Southern Baptist churches normally extend an invitation to the congregation each time the word of God is preached and on other occasions where God’s Holy Spirit leads them to do so. We believe that each time the Gospel is preached, those in attendance may be moved to make decisions relative to their spiritual lives. This is commonly known as being under conviction of the Holy Spirit or drawn by God. Thus, time is set aside at the end of the service for all those who listened to the message to respond and be counseled by the preacher or other designated counselors. “Behold, I stand at the door and knock. If anyone hears my voice and opens the door, I will come to him, and dine with him and he with me.” (Rev. 3:20, NKJV)

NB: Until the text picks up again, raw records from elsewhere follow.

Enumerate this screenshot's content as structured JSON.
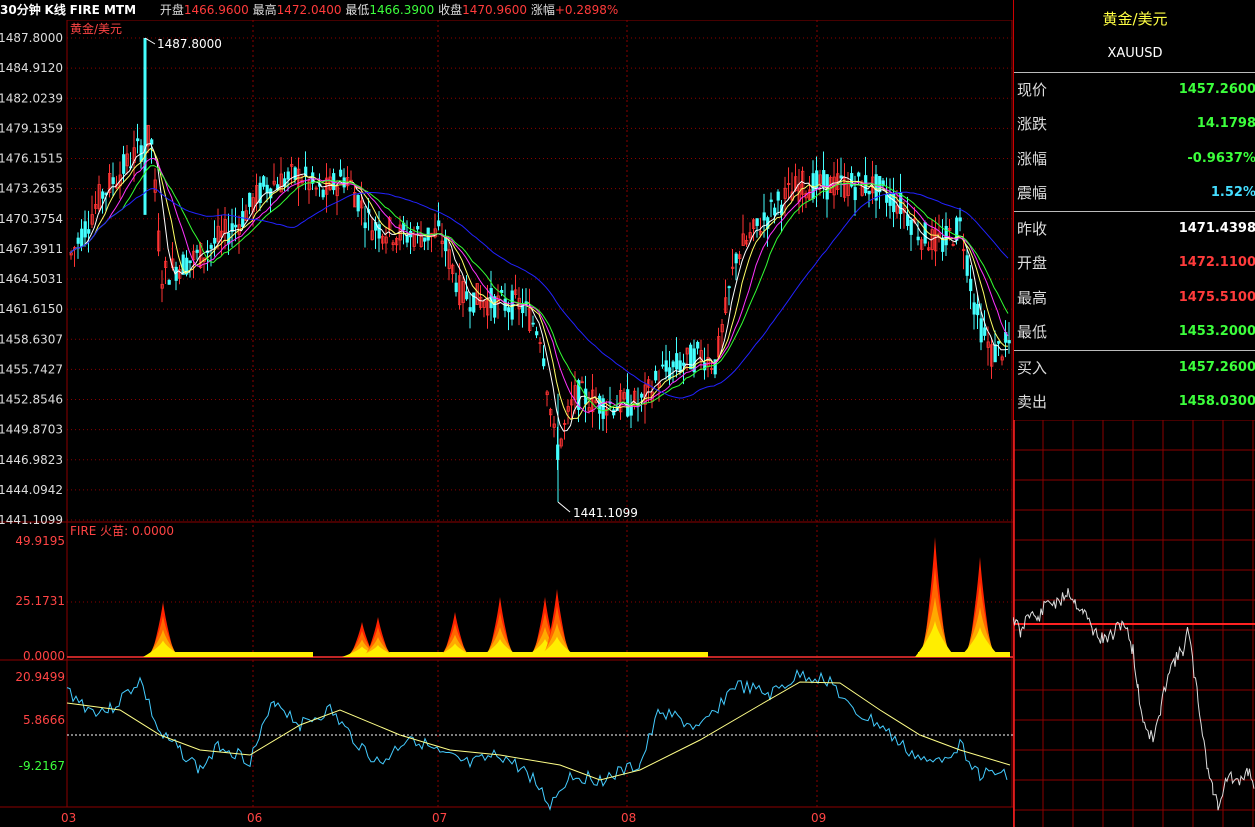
{
  "header": {
    "period": "30分钟",
    "kline": "K线",
    "indicators": "FIRE MTM",
    "open_label": "开盘",
    "open_value": "1466.9600",
    "high_label": "最高",
    "high_value": "1472.0400",
    "low_label": "最低",
    "low_value": "1466.3900",
    "close_label": "收盘",
    "close_value": "1470.9600",
    "change_label": "涨幅",
    "change_value": "+0.2898%"
  },
  "price_panel": {
    "name": "黄金/美元",
    "y_labels": [
      "1487.8000",
      "1484.9120",
      "1482.0239",
      "1479.1359",
      "1476.1515",
      "1473.2635",
      "1470.3754",
      "1467.3911",
      "1464.5031",
      "1461.6150",
      "1458.6307",
      "1455.7427",
      "1452.8546",
      "1449.8703",
      "1446.9823",
      "1444.0942",
      "1441.1099"
    ],
    "max_marker": "1487.8000",
    "min_marker": "1441.1099"
  },
  "fire_panel": {
    "title": "FIRE 火苗: 0.0000",
    "y_labels": [
      "49.9195",
      "25.1731",
      "0.0000"
    ]
  },
  "mtm_panel": {
    "y_labels": [
      "20.9499",
      "5.8666",
      "-9.2167"
    ]
  },
  "x_labels": [
    "03",
    "06",
    "07",
    "08",
    "09"
  ],
  "quote": {
    "title": "黄金/美元",
    "code": "XAUUSD",
    "rows": [
      {
        "label": "现价",
        "value": "1457.2600",
        "color": "#3cff3c"
      },
      {
        "label": "涨跌",
        "value": "14.1798",
        "color": "#3cff3c"
      },
      {
        "label": "涨幅",
        "value": "-0.9637%",
        "color": "#3cff3c"
      },
      {
        "label": "震幅",
        "value": "1.52%",
        "color": "#44ddff"
      },
      {
        "label": "昨收",
        "value": "1471.4398",
        "color": "#ffffff"
      },
      {
        "label": "开盘",
        "value": "1472.1100",
        "color": "#ff3b3b"
      },
      {
        "label": "最高",
        "value": "1475.5100",
        "color": "#ff3b3b"
      },
      {
        "label": "最低",
        "value": "1453.2000",
        "color": "#3cff3c"
      },
      {
        "label": "买入",
        "value": "1457.2600",
        "color": "#3cff3c"
      },
      {
        "label": "卖出",
        "value": "1458.0300",
        "color": "#3cff3c"
      }
    ]
  },
  "colors": {
    "up": "#ff3333",
    "down": "#44ffff",
    "grid": "#8b0000",
    "ma_white": "#ffffff",
    "ma_yellow": "#ffff66",
    "ma_pink": "#ff33ff",
    "ma_green": "#33ff33",
    "ma_blue": "#2222ff",
    "mtm": "#44ccff",
    "mtm_ma": "#ffff88"
  }
}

The most obvious reason for responding to the invitation is to make a public profession of faith in the Lord Jesus Christ as savior. The person under conviction would discuss this with the pastor and be given guidance on the steps necessary to accept Jesus as savior and follow him in baptism and church membership. To pray the “sinner’s prayer” does not necessarily mean a person has been saved because the decision requires the person to have a change in direction — from the direction of sin to Jesus Christ. This means a change of mind, heart and will.

Another reason for the invitation is for Christians to rededicate their lives to walk closer to the Lord. True Christians know that the Bible says, “For all have sinned and fall short of the glory of God.” (Romans 3:23, NKJV) We know when we fall away and need our spirit rekindled. There is no better way to do this than at the altar, talking it over with the Lord.

Other reasons churches have an open invitation is for Christians to request church membership by baptism or accept the promise of a letter of transfer from another church of the same denomination whose beliefs are the same. Another I discovered is when a person has a personal prayer request and would like to share it with their pastor. Sometimes all of us get to a point where we need someone to pray for us.

An invitation hymn is normally sung or played when the invitation is given. Most of us remember “Just as I Am,” which Billy Graham used during his many crusades around the world and is still popular in churches. However, mine is “Softly and Tenderly,” which was played when I was first introduced to the Lord. I can never forget that night and still remember those sweet words, “Softly and tenderly Jesus is calling, calling for you and for me. See on the portal he is waiting and watching, watching for you and for me.” I believed those words for the first time that night and still believe them today.